Hats off to Sandra Bullock for a nuanced portrayal of an outer space damsel in distress who must overcome not only the challenges at hand, but also demons from her past that continue to haunt her no matter how great her professional accomplishments are. She carries the entire movie from start to finish, tumbling, hurtling, colliding and hyperventilating from one setpiece to another. It is reported that Angelina Jolie, Marion Cotillard and Natalie Portman all tried out for the film. Now that we have seen Bullock playing the lead role, we can’t imagine anyone else doing it.

Gravity is an unqualified success. There is no fat to trim and no plot hole to nitpick. I found myself sitting on the edge of my seat simultaneously fearing for Dr. Stone’s life and wondering how Cuarón could make it all look so believable. The clever interplay between silence and noise, weightlessness and mass, space and claustrophobia works impeccably well. The movie is at once terrifying, moving, inspiring, nail-biting and visually stunning. It is pure cinema. 

Watch it on IMAX 


  1. Jason, you make me want to see it right now!!! BTW, why haven't u posted the link on FB?


  2. Yes. I've told to watch it on IMAX.

  3. It's all Hollywood, but at least it demystifies space traveling.
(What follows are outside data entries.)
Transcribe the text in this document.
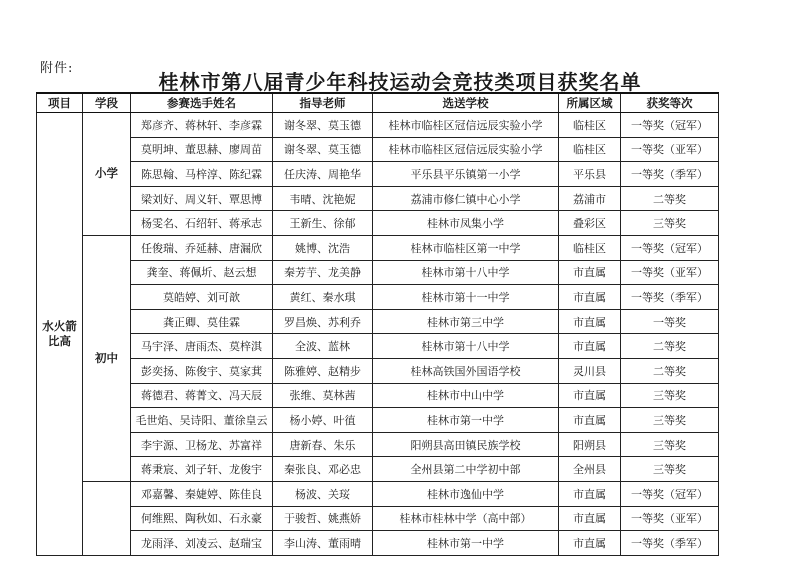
附件:
桂林市第八届青少年科技运动会竞技类项目获奖名单
项目	学段	参赛选手姓名	指导老师	选送学校	所属区域	获奖等次
水火箭比高	小学	郑彦齐、蒋林轩、李彦霖	谢冬翠、莫玉德	桂林市临桂区冠信远辰实验小学	临桂区	一等奖（冠军）
		莫明坤、董思赫、廖周苗	谢冬翠、莫玉德	桂林市临桂区冠信远辰实验小学	临桂区	一等奖（亚军）
		陈思翰、马梓淳、陈纪霖	任庆涛、周艳华	平乐县平乐镇第一小学	平乐县	一等奖（季军）
		梁刘好、周义轩、覃思博	韦晴、沈艳妮	荔浦市修仁镇中心小学	荔浦市	二等奖
		杨雯名、石绍轩、蒋承志	王新生、徐郁	桂林市凤集小学	叠彩区	三等奖
	初中	任俊瑞、乔延赫、唐漏欣	姚博、沈浩	桂林市临桂区第一中学	临桂区	一等奖（冠军）
		龚奎、蒋佩圻、赵云想	秦芳芋、龙美静	桂林市第十八中学	市直属	一等奖（亚军）
		莫皓婷、刘可歆	黄红、秦水琪	桂林市第十一中学	市直属	一等奖（季军）
		龚正卿、莫佳霖	罗昌焕、苏利乔	桂林市第三中学	市直属	一等奖
		马宇泽、唐雨杰、莫梓淇	全波、蓝林	桂林市第十八中学	市直属	二等奖
		彭奕扬、陈俊宇、莫家萁	陈雅婷、赵精步	桂林高铁国外国语学校	灵川县	二等奖
		蒋德君、蒋菁文、冯天辰	张维、莫林茜	桂林市中山中学	市直属	三等奖
		毛世焰、吴诗阳、董徐皇云	杨小婷、叶徝	桂林市第一中学	市直属	三等奖
		李宇源、卫杨龙、苏富祥	唐新春、朱乐	阳朔县高田镇民族学校	阳朔县	三等奖
		蒋秉宸、刘子轩、龙俊宇	秦张良、邓必忠	全州县第二中学初中部	全州县	三等奖
		邓嘉馨、秦婕婷、陈佳良	杨波、关珱	桂林市逸仙中学	市直属	一等奖（冠军）
		何维熙、陶秋如、石永豪	于骏哲、姚燕娇	桂林市桂林中学（高中部）	市直属	一等奖（亚军）
		龙雨泽、刘凌云、赵瑞宝	李山涛、董雨晴	桂林市第一中学	市直属	一等奖（季军）
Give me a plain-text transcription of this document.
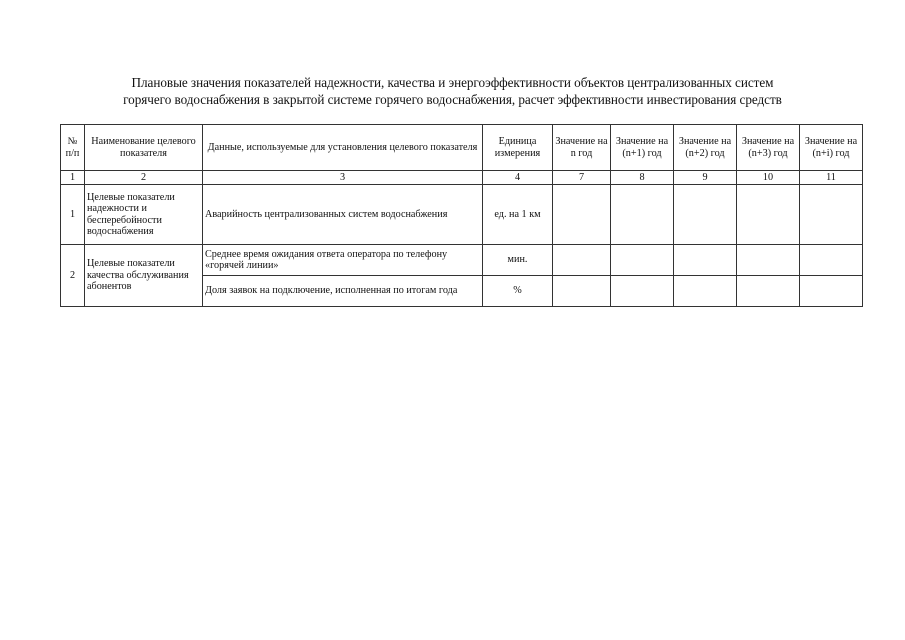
Плановые значения показателей надежности, качества и энергоэффективности объектов централизованных систем
горячего водоснабжения в закрытой системе горячего водоснабжения, расчет эффективности инвестирования средств
№ п/п	Наименование целевого показателя	Данные, используемые для установления целевого показателя	Единица измерения	Значение на n год	Значение на (n+1) год	Значение на (n+2) год	Значение на (n+3) год	Значение на (n+i) год
1	2	3	4	7	8	9	10	11
1	Целевые показатели надежности и бесперебойности водоснабжения	Аварийность централизованных систем водоснабжения	ед. на 1 км					
2	Целевые показатели качества обслуживания абонентов	Среднее время ожидания ответа оператора по телефону «горячей линии»	мин.					
		Доля заявок на подключение, исполненная по итогам года	%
  4. Wow ! Jason. Giving 5 out of 5. It must be a "die hard" film. Even though you confessed yourself a bit "Twihard" fan, the twilight series was still given 4 out of your heart.

    Really that astonishing ??! I guess watching it on IMAX in which deserves a credit on it ?!


  5. good comments as nice as rotten tomatoes

  6. The plot is one-track, the cast minimal and the pace leisurely. But it's a real pleasure to experience space in a movie without an alien in sight.

  7. Stunningly accomplished space survival adventure: heartstopping and heartbreaking; the best film of 2013 so far. Just don't call it science fiction.